Au-delà de ce cas précis, les scientifiques estiment qu’il convient de mieux surveiller ces phénomènes. En utilisant des données satellitaires, ils ont en effet mis au jour une tendance à «l’augmentation du nombre annuel et de l’intensité des événements froids pendant les étés austraux entre 1981 et 2022 dans trois cellules d’upwelling étudiées au large du courant des Aiguilles» à l’est de l’Afrique du Sud. Là, comme sur la côte est de l’Australie, ce phénomène pourrait être favorisé par les variations de pression ou de courants engendrées par le changement climatique et notamment une hausse «de la proportion des vents favorables à la remontée des eaux».

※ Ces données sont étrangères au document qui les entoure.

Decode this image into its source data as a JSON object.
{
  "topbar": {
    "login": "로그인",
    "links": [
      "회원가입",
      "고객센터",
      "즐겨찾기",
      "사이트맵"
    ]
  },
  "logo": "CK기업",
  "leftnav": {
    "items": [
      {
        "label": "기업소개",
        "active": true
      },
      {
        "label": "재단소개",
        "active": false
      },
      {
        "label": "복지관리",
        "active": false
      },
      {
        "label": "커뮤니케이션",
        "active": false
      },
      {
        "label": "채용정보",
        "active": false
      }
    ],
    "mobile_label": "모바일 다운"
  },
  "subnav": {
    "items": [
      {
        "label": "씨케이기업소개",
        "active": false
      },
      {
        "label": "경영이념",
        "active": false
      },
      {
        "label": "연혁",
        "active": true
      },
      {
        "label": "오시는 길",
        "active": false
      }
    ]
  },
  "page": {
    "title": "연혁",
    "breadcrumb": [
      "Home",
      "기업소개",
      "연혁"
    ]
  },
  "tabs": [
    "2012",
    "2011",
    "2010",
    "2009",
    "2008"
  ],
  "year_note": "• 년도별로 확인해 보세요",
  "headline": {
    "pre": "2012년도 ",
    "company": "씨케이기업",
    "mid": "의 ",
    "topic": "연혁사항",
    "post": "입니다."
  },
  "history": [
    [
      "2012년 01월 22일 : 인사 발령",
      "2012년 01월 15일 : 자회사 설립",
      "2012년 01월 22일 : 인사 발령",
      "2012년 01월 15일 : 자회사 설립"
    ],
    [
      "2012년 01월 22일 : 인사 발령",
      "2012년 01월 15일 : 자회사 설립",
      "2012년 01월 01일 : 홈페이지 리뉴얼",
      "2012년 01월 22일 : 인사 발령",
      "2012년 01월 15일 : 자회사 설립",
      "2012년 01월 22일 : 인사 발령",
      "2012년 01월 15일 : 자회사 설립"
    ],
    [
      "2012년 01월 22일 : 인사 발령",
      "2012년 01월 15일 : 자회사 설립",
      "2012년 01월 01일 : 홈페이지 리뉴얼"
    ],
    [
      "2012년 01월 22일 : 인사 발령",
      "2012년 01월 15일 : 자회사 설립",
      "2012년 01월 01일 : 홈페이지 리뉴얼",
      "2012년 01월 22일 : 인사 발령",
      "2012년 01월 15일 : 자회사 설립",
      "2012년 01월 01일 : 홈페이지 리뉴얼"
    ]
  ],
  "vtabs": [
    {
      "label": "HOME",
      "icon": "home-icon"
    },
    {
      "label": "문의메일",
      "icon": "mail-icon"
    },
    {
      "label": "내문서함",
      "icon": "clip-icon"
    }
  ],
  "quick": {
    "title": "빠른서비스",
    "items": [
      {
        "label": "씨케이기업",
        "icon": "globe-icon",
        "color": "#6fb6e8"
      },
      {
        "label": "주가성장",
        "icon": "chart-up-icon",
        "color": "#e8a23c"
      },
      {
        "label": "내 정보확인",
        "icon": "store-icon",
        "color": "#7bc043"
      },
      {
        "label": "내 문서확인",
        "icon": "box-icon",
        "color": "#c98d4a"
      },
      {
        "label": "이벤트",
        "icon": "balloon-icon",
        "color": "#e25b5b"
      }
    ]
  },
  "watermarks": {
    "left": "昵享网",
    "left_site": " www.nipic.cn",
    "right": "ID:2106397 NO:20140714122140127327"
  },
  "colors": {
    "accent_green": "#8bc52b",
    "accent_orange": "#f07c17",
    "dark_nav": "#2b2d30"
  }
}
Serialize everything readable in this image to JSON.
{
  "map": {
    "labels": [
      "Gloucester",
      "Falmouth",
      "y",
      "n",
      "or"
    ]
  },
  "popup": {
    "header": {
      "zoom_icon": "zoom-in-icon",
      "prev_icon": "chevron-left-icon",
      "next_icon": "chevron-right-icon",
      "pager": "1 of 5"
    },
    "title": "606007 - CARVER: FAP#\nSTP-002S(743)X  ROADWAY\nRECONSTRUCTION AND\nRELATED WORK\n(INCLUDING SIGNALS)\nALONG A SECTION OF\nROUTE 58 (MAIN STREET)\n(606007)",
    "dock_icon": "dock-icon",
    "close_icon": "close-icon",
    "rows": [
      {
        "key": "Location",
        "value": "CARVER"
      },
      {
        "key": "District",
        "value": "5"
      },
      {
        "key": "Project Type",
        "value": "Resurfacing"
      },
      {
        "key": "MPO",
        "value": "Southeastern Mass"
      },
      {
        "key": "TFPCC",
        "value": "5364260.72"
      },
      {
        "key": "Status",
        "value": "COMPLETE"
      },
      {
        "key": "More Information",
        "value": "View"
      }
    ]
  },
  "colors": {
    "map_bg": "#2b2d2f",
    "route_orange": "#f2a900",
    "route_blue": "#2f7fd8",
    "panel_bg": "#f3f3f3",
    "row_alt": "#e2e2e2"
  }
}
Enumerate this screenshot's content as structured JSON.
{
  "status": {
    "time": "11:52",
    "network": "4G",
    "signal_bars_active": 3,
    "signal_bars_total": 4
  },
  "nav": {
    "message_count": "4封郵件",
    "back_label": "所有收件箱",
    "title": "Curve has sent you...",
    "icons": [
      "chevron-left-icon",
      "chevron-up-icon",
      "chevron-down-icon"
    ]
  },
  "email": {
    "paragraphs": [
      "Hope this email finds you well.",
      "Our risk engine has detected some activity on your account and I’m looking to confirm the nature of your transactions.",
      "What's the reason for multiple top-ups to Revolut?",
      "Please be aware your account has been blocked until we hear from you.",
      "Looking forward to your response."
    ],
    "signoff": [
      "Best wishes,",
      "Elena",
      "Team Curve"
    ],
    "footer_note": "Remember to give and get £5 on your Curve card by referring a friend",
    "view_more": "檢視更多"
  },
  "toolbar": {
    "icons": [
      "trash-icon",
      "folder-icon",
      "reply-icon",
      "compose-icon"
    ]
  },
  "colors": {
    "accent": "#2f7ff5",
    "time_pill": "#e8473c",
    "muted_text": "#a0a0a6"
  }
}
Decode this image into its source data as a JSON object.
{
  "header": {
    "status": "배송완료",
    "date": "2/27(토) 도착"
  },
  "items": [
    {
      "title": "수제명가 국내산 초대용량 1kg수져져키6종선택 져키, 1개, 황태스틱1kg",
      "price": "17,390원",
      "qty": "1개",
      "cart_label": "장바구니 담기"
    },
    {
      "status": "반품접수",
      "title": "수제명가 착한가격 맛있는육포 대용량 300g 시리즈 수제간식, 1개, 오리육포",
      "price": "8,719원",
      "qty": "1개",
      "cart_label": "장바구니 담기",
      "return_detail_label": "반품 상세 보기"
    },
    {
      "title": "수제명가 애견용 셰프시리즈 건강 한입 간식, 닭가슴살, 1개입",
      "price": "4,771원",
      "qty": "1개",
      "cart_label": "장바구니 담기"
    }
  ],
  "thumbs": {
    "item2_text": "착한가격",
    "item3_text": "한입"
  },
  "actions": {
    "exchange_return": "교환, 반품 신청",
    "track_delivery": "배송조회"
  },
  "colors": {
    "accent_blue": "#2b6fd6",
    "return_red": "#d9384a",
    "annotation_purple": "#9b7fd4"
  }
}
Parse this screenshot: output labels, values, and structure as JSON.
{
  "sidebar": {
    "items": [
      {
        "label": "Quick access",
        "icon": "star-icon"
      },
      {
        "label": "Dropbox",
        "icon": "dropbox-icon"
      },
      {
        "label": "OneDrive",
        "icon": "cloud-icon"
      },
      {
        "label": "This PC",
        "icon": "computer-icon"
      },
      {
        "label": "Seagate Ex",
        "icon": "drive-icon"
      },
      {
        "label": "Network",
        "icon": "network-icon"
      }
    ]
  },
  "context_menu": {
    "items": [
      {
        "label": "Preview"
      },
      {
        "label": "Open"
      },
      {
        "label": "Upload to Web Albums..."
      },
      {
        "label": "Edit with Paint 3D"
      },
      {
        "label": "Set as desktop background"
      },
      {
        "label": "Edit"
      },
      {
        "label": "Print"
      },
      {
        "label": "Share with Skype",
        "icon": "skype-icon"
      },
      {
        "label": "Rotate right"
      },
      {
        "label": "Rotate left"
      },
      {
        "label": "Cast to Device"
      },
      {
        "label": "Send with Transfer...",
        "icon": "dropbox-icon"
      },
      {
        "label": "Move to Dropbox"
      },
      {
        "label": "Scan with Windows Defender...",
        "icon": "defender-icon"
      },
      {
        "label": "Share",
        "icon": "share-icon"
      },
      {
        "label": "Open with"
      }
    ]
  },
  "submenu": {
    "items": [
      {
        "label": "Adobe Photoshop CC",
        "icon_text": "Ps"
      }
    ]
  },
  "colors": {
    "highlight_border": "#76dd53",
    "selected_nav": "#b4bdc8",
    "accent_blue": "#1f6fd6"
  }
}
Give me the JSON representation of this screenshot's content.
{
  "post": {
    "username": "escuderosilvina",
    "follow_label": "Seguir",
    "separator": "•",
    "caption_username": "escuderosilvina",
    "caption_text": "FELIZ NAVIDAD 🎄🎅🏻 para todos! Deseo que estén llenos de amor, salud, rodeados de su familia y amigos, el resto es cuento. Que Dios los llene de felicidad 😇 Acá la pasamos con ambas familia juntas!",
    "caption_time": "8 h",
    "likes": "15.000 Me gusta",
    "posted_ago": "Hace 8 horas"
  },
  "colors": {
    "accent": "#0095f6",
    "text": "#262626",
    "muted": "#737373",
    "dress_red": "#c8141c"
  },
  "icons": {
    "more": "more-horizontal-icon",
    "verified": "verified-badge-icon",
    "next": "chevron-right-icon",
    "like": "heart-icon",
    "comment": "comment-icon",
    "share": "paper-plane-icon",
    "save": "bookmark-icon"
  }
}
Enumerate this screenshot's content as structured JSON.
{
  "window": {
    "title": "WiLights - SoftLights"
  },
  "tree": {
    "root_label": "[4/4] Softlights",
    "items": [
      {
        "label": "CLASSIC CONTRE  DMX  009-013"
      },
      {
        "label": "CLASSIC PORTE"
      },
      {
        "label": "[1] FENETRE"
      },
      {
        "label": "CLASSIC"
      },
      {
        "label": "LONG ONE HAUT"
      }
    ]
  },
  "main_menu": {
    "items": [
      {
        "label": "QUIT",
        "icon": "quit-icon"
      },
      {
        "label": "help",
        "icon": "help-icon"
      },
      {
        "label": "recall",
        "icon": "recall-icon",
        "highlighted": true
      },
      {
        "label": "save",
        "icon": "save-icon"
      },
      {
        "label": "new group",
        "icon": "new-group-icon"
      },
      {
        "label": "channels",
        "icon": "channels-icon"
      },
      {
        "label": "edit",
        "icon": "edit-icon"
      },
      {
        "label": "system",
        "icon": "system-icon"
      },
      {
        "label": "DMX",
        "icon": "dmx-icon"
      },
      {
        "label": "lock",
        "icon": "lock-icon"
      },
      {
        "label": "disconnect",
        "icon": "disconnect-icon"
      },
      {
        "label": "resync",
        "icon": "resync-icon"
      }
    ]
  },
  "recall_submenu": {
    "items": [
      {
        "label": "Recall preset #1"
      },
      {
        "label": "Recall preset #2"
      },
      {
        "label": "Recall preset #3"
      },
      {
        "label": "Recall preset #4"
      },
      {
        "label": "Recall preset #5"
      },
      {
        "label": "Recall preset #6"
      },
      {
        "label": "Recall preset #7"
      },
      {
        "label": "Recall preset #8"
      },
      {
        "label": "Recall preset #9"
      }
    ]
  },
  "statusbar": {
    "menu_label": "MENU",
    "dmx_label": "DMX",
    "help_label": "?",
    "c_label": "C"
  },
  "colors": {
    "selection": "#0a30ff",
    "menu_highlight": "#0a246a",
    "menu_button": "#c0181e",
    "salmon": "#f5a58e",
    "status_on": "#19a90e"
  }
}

L’article australien ne s’arrête pas là. «Les auteurs ont ensuite étudié les mouvements et l’écologie thermique de l’une des plus grandes espèces échouées sur les côtes d’Afrique du Sud, le requin bouledogue, afin de comprendre sa réaction aux phénomènes de remontée d’eau», explique la zoologue de l’université de Stockholm, Valentina Di Santo, qui analyse dans le même numéro de Nature Climate Change les travaux de ses confrères. En utilisant des données issues de l’observation et du suivi de poissons dotés de badge, les chercheurs ont montré que les requins bouledogues se sentaient bien à une température comprise entre 20°C et 25°C mais fuyaient les eaux à moins de 19°C. En cas d’upwelling, ils nagent plus près de la surface à la recherche d’eaux moins fraîches.

Anchois et tortues

«Cette étude est l’une des rares à illustrer le lien entre les épisodes de froid extrême liés au climat et l’augmentation des taux de mortalité dans la vie marine», loue Valentina Di Santo. Et de faire un lien avec un autre travail, consacré aux tortues de Kemp cette fois. «Avec l’augmentation des températures moyennes des océans, les tortues de Kemp se déplacent vers les pôles, transformant les eaux du nord-ouest de l’Atlantique, en particulier la baie de Cape Cod, en zones cruciales pour la recherche de nourriture. Une augmentation récente des échouages de tortues dans la baie de Cape Cod a été liée au réchauffement accéléré du golfe du Maine, accompagné d’intenses remontées d’eau froide», ajoute-t-elle. Ces deux espèces risquent donc d’être prises en étau. D’un côté le réchauffement les pousse vers le sud ; de l’autre, les zones d’accueil sont plus souvent sujettes à des phénomènes de remontées d’eau froide potentiellement fatales. «Cela laisse supposer que de nombreuses espèces différentes seront affectées par les remontées d’eau froide dans les eaux qui se réchauffent dans le cadre du changement climatique», pointe la chercheuse.

Les conséquences économiques se font déjà sentir. Dans son article, Nicolas Lubitz souligne que «l’augmentation de la fréquence et de l’intensité des remontées d’eau en Afrique du Sud a déjà été liée à des déplacements des frayères de l’anchois d’eau froide» ou à des baisses de rendement de pêcheries en Australie.